Brainstorming means generating a lot of ideas, not just good ideas, and then editing them down to a concentrated strategic list. Include plenty of bullet points. Make sure that during the brainstorming period you aren't negative about or critical of any ideas.

To clarify, strengths and weaknesses are about you and your company, its nature, history, and what it does and doesn't do well. You can change them over time, but it isn't easy. Threats and opportunities are external-- factors outside of your business. Your strategy should play on your strengths and away from weaknesses to take advantage of opportunities and avoid threats.

One of the great advantages of SWOT is how easily it brings people into the process. Companies differ, but in general, your planning will work better if the people who are supposed to implement the plan are involved in its development. SWOT involves people in the plan, helping them see the strategy and making them feel like part of it.

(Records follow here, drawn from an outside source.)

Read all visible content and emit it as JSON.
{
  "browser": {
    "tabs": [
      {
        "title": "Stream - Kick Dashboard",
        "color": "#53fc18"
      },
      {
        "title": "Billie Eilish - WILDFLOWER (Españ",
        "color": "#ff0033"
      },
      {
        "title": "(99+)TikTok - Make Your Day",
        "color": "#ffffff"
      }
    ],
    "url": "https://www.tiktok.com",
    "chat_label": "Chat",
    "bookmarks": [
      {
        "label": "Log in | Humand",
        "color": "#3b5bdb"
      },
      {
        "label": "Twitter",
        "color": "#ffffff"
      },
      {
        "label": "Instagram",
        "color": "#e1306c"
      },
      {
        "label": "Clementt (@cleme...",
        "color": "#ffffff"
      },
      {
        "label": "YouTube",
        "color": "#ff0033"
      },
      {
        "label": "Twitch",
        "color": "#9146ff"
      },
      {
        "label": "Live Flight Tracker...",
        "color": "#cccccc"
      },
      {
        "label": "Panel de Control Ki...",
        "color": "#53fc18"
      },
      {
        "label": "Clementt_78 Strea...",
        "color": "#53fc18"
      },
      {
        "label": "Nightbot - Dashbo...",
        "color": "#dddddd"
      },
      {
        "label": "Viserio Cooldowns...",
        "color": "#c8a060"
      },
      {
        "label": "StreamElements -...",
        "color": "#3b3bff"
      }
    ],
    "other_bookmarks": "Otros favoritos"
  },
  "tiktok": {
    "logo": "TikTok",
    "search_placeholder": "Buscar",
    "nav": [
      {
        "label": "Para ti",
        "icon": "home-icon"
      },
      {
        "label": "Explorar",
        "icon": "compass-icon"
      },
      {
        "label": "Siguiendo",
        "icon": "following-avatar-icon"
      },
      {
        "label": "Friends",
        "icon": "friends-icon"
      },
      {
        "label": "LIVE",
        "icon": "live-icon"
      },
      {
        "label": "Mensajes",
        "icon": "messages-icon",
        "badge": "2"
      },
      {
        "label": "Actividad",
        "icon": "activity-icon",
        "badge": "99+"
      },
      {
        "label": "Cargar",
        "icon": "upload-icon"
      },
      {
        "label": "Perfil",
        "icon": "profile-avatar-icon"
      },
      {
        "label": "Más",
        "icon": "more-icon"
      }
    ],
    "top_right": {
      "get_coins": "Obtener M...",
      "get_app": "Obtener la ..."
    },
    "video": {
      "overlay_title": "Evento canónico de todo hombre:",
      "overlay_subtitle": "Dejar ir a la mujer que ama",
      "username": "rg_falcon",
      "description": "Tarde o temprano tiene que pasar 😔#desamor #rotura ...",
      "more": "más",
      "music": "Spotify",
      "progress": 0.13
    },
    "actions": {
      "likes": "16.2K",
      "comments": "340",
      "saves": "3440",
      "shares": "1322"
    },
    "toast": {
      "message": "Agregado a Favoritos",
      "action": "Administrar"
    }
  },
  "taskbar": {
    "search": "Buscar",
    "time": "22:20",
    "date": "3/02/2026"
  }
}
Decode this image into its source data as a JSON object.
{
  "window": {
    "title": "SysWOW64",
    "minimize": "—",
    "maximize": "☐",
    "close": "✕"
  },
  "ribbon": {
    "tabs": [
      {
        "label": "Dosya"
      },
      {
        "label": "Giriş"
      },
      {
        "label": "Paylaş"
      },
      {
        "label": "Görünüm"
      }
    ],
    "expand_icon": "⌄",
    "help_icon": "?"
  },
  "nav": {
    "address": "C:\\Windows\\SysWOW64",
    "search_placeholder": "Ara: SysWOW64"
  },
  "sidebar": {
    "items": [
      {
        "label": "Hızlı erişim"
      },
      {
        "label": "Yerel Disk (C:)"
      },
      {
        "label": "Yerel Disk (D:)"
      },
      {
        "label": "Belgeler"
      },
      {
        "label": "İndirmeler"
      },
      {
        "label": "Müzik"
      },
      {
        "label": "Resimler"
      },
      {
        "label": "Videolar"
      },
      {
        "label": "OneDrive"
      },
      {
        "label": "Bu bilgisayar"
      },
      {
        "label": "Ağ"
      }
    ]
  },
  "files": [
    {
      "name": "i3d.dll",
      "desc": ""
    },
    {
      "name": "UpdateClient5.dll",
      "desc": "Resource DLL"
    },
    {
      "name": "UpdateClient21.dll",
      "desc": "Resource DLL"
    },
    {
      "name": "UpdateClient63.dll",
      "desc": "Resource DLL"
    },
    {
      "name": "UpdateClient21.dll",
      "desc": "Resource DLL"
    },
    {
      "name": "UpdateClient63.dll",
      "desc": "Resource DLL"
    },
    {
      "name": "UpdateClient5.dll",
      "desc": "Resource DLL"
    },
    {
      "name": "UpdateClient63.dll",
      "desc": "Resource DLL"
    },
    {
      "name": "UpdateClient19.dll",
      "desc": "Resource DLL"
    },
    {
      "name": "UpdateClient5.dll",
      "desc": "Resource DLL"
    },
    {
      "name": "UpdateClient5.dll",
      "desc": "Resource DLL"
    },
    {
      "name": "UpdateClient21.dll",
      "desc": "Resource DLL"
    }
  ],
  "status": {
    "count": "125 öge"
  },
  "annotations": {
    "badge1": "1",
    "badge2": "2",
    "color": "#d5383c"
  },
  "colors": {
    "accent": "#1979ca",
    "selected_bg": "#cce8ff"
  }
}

SWOT in a small business also offers a safe forum for generating new ideas and breaking through standing assumptions. For example, it was in a SWOT meeting that the product development director of my company, who was in his late twenties at the time, suggested that one of my company's weaknesses was my messing with the software code instead of just being the president. He pointed out that we had professional software developers to do that. It might have been awkward for him to say that to the president and founder, but it was easier during the SWOT meeting. And in this case, it had a good outcome: He's been promoted several times since then, and I stay out of the software programming.